The DAP, as a mechanism to ramp-up government spending, was not in itself declared unconstitutional, but it was certain identified acts and practices under the DAP, the DBM’s implementing Circular 541 and related Executive issuances which were declared unconstitutional, namely, the DBM’s own definition and declaration of savings prior to the end of the fiscal year (premature!); cross-border transfers of the savings of the Executive to augment the appropriations of other offices outside the Executive, e.g., the Commission on Elections and the Commission on Audit and the funding of projects, activities and programs that were not covered by any appropriation in the General Appropriations Act.
The SC declared void the use under the DAP of unprogrammed funds because of the absence of a certification by the National Treasurer that revenue collections exceeded the revenue targets—a condition provided in the relevant GAA.
The Executive’s intentions were good, but he overreached and, through the DAP mechanism usurped certain strictly Legislative functions in violation of Section 25 (5) Article VI of the Constitution, which allows and prescribes budget realignments. This Article says that “…the President…may, by law, be authorized to augment any item in the general appropriation law for their respective offices from savings in other items of their respective appropriations.” There must be actual savings (the Supreme Court said there were none, legally), and must be an augmentation from and within the Executive department’s appropriations (there were cross-border fund transfers).

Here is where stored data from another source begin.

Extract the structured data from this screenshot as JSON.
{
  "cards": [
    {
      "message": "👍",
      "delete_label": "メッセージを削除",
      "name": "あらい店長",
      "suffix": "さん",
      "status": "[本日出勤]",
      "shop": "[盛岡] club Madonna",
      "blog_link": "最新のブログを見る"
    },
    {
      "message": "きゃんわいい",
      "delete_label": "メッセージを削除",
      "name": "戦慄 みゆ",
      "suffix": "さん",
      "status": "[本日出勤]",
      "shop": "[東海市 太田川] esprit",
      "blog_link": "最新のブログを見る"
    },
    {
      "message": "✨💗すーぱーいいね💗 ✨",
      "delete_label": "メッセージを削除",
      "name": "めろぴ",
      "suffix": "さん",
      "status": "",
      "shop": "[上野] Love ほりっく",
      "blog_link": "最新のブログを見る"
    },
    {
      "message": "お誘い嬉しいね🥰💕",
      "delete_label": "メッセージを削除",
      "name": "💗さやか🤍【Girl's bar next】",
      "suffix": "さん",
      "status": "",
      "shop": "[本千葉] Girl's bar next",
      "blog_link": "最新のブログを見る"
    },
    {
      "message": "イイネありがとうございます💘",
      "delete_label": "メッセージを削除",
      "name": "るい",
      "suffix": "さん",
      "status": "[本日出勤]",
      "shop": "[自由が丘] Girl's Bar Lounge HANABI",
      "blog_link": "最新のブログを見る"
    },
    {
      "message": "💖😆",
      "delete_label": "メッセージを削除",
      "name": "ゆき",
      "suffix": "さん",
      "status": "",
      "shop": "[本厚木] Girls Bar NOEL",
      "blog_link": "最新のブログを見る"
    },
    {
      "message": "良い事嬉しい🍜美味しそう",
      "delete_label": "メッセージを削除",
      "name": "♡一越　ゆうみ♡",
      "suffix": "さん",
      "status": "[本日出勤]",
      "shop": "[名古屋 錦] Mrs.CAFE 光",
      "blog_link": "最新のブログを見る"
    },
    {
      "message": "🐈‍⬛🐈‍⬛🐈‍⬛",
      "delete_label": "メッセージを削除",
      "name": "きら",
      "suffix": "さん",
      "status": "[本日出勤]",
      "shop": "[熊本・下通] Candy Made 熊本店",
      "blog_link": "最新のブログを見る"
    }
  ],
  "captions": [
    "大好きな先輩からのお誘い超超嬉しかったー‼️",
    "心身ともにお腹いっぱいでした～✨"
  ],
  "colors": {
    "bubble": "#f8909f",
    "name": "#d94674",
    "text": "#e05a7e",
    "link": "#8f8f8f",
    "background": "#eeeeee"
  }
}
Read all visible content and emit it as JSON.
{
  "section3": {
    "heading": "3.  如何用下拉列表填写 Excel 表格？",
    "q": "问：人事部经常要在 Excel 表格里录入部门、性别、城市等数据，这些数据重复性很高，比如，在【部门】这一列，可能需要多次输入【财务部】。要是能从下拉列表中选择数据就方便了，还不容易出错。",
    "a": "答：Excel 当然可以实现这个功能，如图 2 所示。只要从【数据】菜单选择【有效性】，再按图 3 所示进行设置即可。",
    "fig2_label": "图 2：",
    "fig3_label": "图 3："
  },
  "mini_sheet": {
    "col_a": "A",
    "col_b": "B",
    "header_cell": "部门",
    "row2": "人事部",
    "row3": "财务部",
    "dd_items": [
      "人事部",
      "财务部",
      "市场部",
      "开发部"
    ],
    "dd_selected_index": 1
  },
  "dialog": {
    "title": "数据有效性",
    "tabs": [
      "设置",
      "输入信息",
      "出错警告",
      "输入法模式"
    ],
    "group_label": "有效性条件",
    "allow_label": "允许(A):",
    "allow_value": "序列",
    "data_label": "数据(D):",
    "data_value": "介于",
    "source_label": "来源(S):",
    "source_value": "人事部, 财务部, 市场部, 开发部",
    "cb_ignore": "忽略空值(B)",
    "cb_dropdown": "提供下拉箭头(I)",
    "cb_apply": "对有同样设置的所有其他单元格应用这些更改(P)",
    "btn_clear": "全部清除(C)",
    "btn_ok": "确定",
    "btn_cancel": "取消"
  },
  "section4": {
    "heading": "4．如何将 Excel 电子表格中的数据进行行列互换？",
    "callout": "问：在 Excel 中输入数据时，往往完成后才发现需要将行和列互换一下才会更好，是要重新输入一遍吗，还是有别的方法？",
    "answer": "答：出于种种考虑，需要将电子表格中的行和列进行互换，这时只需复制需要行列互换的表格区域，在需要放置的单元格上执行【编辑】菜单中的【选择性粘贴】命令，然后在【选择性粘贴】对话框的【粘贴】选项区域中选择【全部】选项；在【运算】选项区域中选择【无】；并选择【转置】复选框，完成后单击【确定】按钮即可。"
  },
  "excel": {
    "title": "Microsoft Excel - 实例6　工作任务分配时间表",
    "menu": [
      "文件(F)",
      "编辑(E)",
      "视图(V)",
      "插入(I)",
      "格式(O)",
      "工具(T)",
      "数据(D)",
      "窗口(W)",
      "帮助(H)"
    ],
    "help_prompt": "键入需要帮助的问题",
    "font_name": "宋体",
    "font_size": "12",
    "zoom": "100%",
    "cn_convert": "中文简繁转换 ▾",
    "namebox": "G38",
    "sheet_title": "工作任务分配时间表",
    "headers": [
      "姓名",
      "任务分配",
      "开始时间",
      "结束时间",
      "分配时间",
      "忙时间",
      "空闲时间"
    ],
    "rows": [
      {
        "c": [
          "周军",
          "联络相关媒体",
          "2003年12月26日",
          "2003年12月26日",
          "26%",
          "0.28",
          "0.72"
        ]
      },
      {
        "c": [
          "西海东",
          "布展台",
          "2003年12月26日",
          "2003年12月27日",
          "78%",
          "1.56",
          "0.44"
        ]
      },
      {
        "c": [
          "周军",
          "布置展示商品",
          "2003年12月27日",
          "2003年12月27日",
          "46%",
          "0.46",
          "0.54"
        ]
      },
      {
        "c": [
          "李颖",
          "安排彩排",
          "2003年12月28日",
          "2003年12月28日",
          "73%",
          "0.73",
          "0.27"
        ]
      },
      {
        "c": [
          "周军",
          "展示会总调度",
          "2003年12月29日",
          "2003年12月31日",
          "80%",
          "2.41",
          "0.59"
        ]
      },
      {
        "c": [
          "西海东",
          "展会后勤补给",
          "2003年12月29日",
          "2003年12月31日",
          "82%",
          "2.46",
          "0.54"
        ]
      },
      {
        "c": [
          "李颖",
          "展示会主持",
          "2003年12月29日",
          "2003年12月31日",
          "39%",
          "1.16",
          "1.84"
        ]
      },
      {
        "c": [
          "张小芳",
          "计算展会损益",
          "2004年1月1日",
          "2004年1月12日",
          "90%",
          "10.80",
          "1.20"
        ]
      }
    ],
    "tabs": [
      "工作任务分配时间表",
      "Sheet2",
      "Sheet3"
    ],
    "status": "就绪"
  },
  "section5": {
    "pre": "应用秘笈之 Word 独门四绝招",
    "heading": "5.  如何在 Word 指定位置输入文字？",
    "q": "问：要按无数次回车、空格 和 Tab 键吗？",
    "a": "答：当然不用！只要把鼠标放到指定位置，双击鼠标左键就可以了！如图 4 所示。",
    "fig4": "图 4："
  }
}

There is, of course, the issue of how and why there seems to be a selective channeling of DAP funds to some favored politicians, e.g., chosen senators and congressmen and party-mates, making DAP an instrument of political patronage.
And we still have to see how properly the DAP funds were actually spent.
In any case, the present 2015 budget-enactment process is defining savings and other budget provisions more carefully to avoid the unconstitutional practices pointed out by the Supreme Court. All for the good.